On Tue, 04 Dec 2001, Dave Neary wrote: > So I've been pretty quiet for several months now, and I recently > nailed my flag to the mast, picked somethign from the TODO and > started working on it. It's the Image metadata object item, which > grew out of a desire to get the data out of the EXIF image format > used in digital cameras and view it.
Well, it is good that you posted that information to the list, because I also started working on that problem although I have a slightly different point of view. Instead of considering only the EXIF format, I decided to investigate the more general problems of storage and exchange of metadata in various image formats and also how to allow the user to edit this information in the Gimp.
Some time ago, I submitted two bug reports about this: http://bugzilla.gnome.org/show_bug.cgi?id=56443 (EXIF and metadata) http://bugzilla.gnome.org/show_bug.cgi?id=61499 (editing metadata)
I started to work on this, mostly by reading the specs of the various image formats that are currently supported by the Gimp and checking the type of metadata supported by each of them (and requirements on size, character set, and so on).

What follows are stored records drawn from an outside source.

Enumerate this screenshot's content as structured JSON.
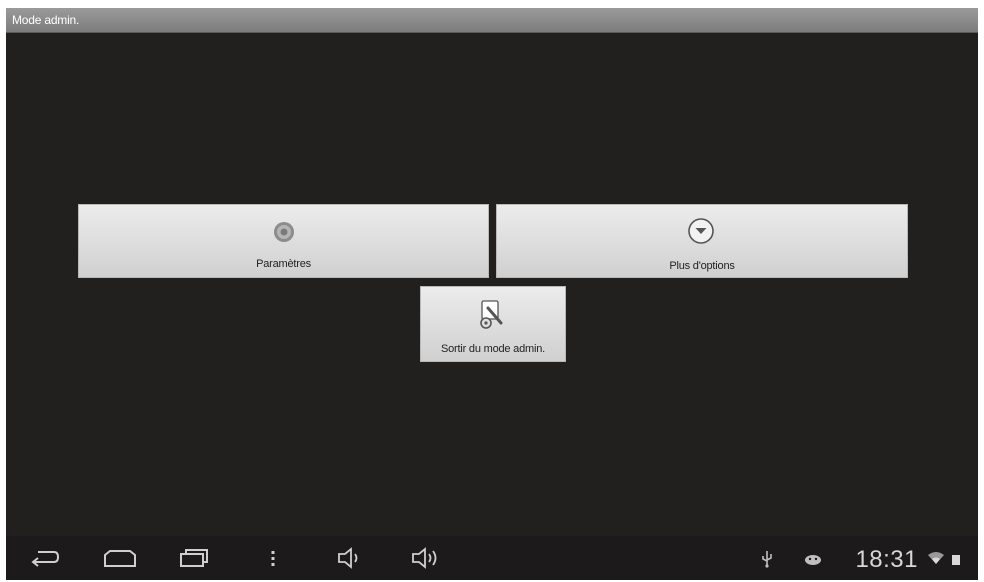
{
  "window": {
    "title": "Mode admin."
  },
  "tiles": {
    "settings": {
      "label": "Paramètres",
      "icon": "gear-icon"
    },
    "more_options": {
      "label": "Plus d'options",
      "icon": "chevron-down-circle-icon"
    },
    "exit_admin": {
      "label": "Sortir du mode admin.",
      "icon": "tools-icon"
    }
  },
  "navbar": {
    "buttons": [
      "back",
      "home",
      "recent-apps",
      "menu",
      "volume-down",
      "volume-up"
    ],
    "status": {
      "time": "18:31",
      "icons": [
        "usb-icon",
        "android-debug-icon",
        "wifi-icon",
        "battery-icon"
      ]
    }
  },
  "colors": {
    "background": "#221f1f",
    "titlebar": "#8a8a8a",
    "tile": "#e0e0e0",
    "icon_tint": "#d0d0d0"
  }
}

I did not announce it because (like you) I can only spend a few hours per week on the Gimp besides the time that I already spend on the bug database and on the web site.
But you took the right decision: discussing it on this list is the best way to avoid duplication of effort or wasting time by going in the wrong direction.
(Side note: I cannot access #gimp on IRC because of a firewall on my main Internet access. I assume that I am not the only one. That's why I think that all important things should be discussed on this list and not on IRC. Also, the archives of this list are publicly accessible and show up in search engines, which is nice for the part-time contributors who are not subscribed to this list.)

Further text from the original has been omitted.